Arbitro: Vassaras (Grecia).

Dopo l'1-1 di Londra all'andata, in Spagna c'e' aria d'impresa, e l'entusiasmo della gente e' testimoniato dalla massa di tifosi presentatasi fuori dell'impianto dove la squadra di Quique Flores ha sostenuto l'allenamento di rifinitura. Il tecnico si e' prestato volentieri al rito di foto e autografi, poi ha presentato la partita. "Dobbiamo giocare come se il pareggio dell'andata non esistesse - ha detto Flores -. Penso che comunque sara' un match molto simile a quello di Londra, fisico, duro e molto combattuto. A decidere saranno anche i minimi dettagli, per questo non posso tralasciare nulla".
La buona notizia per la squadra di casa e' che Morientes ha recuperato dall'infortunio alla spalla che gli aveva impedito di giocare all'andata, ma Flores piu' che al suo attaccante pensa a come bloccare Drogba, che gia' colpito all'andata e vorrebbe ripetersi al Mestalla. "Dobbiamo marcarlo bene e stare sempre concentrati - ha detto il tecnico del Valencia -. Gli dovremo stare sempre addosso per tenerlo il piu' possibile lontano dalla nostra porta".
Il capitano Albelda sogna gia' Atene, "perche' negli ultimi due anni il Valencia ha perso due finali di Champions - ha spiegato - e riuscire finalmente a vincerla sarebbe il coronamento di un sogno.
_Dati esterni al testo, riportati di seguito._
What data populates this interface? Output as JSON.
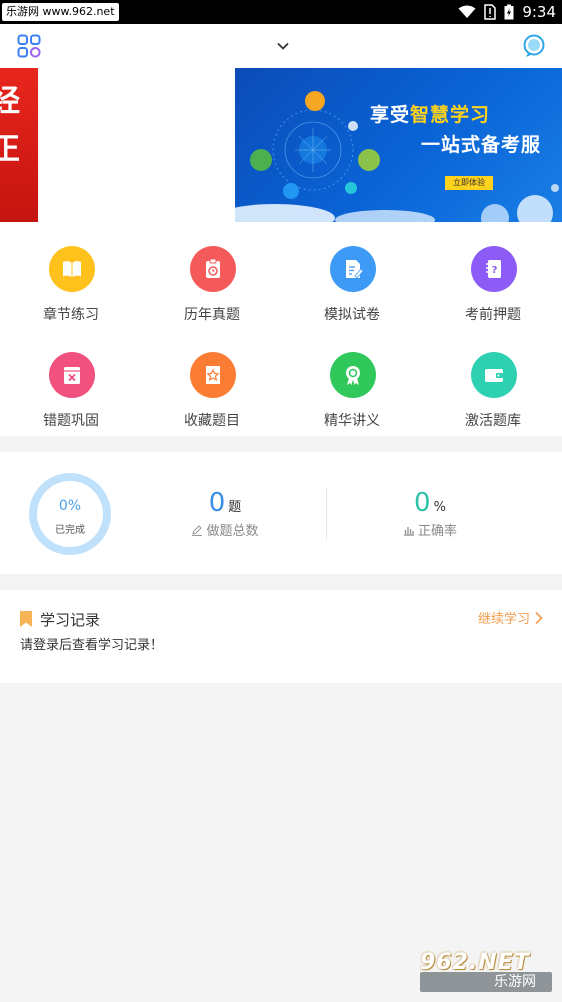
{
  "status_bar": {
    "watermark_badge": "乐游网 www.962.net",
    "time": "9:34"
  },
  "header": {
    "menu_icon": "grid-apps-icon",
    "dropdown_icon": "chevron-down-icon",
    "chat_icon": "chat-bubble-icon"
  },
  "banner": {
    "left_partial_chars": [
      "经",
      "正"
    ],
    "title_prefix": "享受",
    "title_highlight": "智慧学习",
    "subtitle": "一站式备考服",
    "button_label": "立即体验"
  },
  "features": [
    {
      "label": "章节练习",
      "icon": "book-icon",
      "color": "#ffc21d"
    },
    {
      "label": "历年真题",
      "icon": "clipboard-clock-icon",
      "color": "#f55a5a"
    },
    {
      "label": "模拟试卷",
      "icon": "document-edit-icon",
      "color": "#3d9bf5"
    },
    {
      "label": "考前押题",
      "icon": "notebook-question-icon",
      "color": "#8d5cf6"
    },
    {
      "label": "错题巩固",
      "icon": "error-book-icon",
      "color": "#f0517e"
    },
    {
      "label": "收藏题目",
      "icon": "star-note-icon",
      "color": "#fb7d34"
    },
    {
      "label": "精华讲义",
      "icon": "award-medal-icon",
      "color": "#30c85a"
    },
    {
      "label": "激活题库",
      "icon": "wallet-icon",
      "color": "#2ed0b2"
    }
  ],
  "stats": {
    "completion_percent": "0%",
    "completion_label": "已完成",
    "questions_done": "0",
    "questions_unit": "题",
    "questions_label": "做题总数",
    "accuracy": "0",
    "accuracy_unit": "%",
    "accuracy_label": "正确率"
  },
  "record": {
    "title": "学习记录",
    "continue_label": "继续学习",
    "message": "请登录后查看学习记录！"
  },
  "watermark": {
    "logo": "962.NET",
    "text": "乐游网"
  }
}
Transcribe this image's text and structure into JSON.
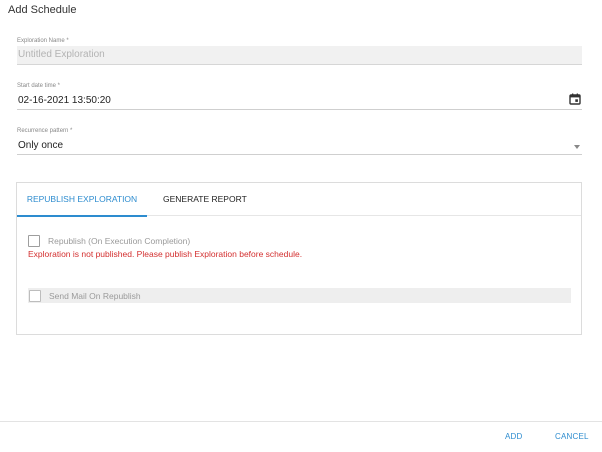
{
  "dialog": {
    "title": "Add Schedule"
  },
  "fields": {
    "exploration_name": {
      "label": "Exploration Name *",
      "value": "Untitled Exploration"
    },
    "start_datetime": {
      "label": "Start date time *",
      "value": "02-16-2021 13:50:20"
    },
    "recurrence": {
      "label": "Recurrence pattern *",
      "value": "Only once"
    }
  },
  "tabs": [
    {
      "label": "REPUBLISH EXPLORATION",
      "active": true
    },
    {
      "label": "GENERATE REPORT",
      "active": false
    }
  ],
  "republish": {
    "checkbox_label": "Republish (On Execution Completion)",
    "error": "Exploration is not published. Please publish Exploration before schedule.",
    "mail_label": "Send Mail On Republish"
  },
  "footer": {
    "add_label": "ADD",
    "cancel_label": "CANCEL"
  },
  "colors": {
    "accent": "#2d8ccf",
    "error": "#d32f2f"
  }
}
Pero' non deve diventare un'ossessione: tutti sappiamo quanto sia difficile questa competizione".
Di poche parole, ma concetti chiari, Jose' Mourinho, 'guru' portoghese che vorrebbe lasciare il Chelsea consegnandogli il trofeo piu' prestigioso. "Non so come giochera' il Valencia - ha detto l'allenatore dei Blues londinesi - ma di sicuro c'e' una cosa: dobbiamo assolutamente segnare e il resto conta poco.
Se il Chelsea non segnera', sara' eliminato".
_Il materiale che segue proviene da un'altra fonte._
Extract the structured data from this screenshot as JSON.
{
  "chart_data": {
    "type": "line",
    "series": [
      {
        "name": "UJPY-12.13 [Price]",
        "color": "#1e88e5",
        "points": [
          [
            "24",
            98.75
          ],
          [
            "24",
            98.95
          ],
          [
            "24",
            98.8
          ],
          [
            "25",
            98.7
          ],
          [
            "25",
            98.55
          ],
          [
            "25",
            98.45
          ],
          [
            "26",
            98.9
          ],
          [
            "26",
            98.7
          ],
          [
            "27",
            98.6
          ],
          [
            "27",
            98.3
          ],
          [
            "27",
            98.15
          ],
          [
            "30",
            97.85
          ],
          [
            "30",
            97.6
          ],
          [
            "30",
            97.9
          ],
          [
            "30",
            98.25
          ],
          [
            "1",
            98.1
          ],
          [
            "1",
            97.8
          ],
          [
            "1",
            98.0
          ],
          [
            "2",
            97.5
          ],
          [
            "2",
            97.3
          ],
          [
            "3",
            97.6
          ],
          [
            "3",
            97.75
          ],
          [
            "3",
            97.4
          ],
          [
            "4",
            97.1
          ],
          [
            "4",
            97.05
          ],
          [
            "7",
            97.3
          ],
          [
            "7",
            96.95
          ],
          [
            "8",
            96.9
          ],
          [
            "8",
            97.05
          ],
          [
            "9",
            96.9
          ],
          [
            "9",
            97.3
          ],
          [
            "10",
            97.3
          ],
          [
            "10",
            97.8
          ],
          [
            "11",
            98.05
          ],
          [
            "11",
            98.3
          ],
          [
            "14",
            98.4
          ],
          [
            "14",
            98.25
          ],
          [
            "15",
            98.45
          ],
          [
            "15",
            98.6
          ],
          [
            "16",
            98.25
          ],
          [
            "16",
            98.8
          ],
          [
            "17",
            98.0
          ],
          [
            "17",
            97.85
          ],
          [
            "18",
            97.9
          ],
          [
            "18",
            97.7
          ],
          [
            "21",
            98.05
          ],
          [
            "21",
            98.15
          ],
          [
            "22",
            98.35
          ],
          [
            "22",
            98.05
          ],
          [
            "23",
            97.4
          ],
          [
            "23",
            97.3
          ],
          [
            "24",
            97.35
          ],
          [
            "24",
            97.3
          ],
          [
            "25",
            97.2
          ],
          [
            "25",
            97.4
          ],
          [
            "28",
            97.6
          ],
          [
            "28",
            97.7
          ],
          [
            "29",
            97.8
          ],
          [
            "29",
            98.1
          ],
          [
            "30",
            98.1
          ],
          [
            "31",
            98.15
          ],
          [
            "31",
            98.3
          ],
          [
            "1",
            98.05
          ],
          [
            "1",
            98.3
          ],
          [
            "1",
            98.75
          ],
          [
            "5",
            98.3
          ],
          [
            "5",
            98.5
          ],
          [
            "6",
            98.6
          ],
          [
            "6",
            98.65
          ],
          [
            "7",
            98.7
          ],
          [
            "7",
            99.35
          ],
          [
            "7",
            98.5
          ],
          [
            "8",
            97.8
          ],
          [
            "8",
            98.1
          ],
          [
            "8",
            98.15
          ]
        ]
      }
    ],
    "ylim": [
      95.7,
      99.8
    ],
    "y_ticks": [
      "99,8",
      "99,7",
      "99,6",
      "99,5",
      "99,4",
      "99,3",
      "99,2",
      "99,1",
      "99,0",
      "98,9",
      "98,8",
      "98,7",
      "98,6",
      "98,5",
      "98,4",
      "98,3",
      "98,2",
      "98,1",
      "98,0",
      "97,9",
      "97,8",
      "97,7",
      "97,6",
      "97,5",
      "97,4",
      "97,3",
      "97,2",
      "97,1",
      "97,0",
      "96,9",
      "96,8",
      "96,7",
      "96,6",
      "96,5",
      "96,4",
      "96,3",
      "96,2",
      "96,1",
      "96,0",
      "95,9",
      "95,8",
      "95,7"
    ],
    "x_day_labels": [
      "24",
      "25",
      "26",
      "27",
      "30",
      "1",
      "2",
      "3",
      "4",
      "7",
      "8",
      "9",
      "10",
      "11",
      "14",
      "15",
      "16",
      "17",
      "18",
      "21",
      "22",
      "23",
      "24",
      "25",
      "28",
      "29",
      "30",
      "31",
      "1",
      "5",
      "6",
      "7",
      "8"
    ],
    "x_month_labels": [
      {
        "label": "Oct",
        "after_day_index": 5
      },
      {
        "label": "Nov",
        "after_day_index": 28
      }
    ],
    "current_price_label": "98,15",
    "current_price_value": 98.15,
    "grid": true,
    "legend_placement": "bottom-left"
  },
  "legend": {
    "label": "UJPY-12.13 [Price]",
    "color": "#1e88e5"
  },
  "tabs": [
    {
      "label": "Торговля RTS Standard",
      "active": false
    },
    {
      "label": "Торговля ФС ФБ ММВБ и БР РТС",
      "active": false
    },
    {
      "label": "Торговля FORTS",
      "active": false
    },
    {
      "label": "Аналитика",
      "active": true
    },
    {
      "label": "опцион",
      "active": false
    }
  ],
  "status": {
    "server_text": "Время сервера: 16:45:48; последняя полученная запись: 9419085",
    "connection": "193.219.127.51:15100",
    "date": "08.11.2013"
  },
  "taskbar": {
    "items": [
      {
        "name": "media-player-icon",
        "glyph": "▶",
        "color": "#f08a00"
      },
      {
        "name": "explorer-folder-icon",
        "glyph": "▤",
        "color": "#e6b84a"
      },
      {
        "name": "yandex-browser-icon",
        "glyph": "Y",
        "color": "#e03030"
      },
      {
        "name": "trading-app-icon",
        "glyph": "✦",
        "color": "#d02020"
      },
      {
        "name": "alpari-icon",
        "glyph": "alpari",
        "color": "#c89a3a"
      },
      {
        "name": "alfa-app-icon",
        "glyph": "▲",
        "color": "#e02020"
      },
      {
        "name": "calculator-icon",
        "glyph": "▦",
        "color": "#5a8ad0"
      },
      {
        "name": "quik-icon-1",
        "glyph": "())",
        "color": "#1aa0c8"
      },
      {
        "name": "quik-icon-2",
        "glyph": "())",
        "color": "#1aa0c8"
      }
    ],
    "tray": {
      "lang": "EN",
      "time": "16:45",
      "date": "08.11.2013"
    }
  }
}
ourinho si augura ovviamente di passare, e che il Manchester United, suo rivale nella corsa al titolo della Premier League, faccia altrettanto. "Non vorrei mancare di rispetto alla Roma - ha commentato - pero' spero che passi lo United: significherebbe per loro partite in piu' da giocare", come dire tanto stress da continuare a dividere con la squadra di Alex Ferguson. "Ma per me - ha detto ancora Mourinho - in questo turno di Champions il vero favorito e' il Liverpool, che ha segnato tre reti a Eindhoven. Le altre sfide, visti i risultati dell'andata, sono tutte molto serrate". Il Chelsea ha Joe Cole, Essien, Robben (che pero' e' infortunato), Diarra e Drogba in diffida, ma Mourinho e' sicuro che il problema dei cartellini gialli non condizionera' la sua squadra, anche se ha in mente di far giocare Mikel Obi.
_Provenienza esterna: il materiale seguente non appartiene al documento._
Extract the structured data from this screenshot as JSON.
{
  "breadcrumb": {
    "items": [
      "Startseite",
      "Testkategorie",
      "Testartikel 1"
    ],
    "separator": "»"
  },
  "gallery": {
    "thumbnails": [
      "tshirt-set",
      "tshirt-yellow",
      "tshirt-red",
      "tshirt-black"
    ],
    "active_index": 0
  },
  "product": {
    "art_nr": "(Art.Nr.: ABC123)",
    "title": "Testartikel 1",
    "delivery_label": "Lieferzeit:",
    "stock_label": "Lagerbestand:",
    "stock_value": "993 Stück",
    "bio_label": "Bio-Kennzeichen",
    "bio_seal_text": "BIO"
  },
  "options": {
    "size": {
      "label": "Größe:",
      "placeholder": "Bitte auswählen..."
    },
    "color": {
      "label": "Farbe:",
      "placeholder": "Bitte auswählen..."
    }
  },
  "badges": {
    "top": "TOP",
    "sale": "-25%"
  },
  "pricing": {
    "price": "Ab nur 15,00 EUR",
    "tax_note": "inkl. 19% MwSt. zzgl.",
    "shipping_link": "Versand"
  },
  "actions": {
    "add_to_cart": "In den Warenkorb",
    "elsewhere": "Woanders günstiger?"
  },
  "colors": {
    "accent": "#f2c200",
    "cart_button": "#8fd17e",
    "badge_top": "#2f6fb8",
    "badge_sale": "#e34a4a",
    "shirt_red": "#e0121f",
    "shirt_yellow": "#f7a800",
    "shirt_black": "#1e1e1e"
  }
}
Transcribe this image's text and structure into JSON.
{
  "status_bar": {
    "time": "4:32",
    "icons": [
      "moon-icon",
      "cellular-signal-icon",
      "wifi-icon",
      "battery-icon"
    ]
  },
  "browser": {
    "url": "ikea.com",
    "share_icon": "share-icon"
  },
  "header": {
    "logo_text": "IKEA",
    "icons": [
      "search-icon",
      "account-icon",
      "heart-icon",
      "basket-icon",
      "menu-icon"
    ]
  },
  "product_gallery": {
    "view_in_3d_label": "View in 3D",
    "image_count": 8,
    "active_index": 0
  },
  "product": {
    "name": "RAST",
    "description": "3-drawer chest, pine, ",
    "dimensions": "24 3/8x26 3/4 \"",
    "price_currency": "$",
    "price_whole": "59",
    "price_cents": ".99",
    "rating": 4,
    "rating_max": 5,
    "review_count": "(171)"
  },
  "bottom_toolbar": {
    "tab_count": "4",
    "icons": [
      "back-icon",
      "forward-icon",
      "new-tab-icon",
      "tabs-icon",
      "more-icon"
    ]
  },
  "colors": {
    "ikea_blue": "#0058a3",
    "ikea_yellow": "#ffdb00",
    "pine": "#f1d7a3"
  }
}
La chiusura del suo discorso e' un appello ai tifosi dei Blues in trasferta: a Valencia non si devono vedere la scene di Roma e Siviglia, "perche' il Chelsea deve essere fiero dei suoi tifosi anche dopo la partita. Si bevano un paio di birre, ma non devono andare oltre, anche perche' a Valencia c'e' l'atmosfera ideale affinche' questo match sia una festa. Qui deve vincere il tifo sano"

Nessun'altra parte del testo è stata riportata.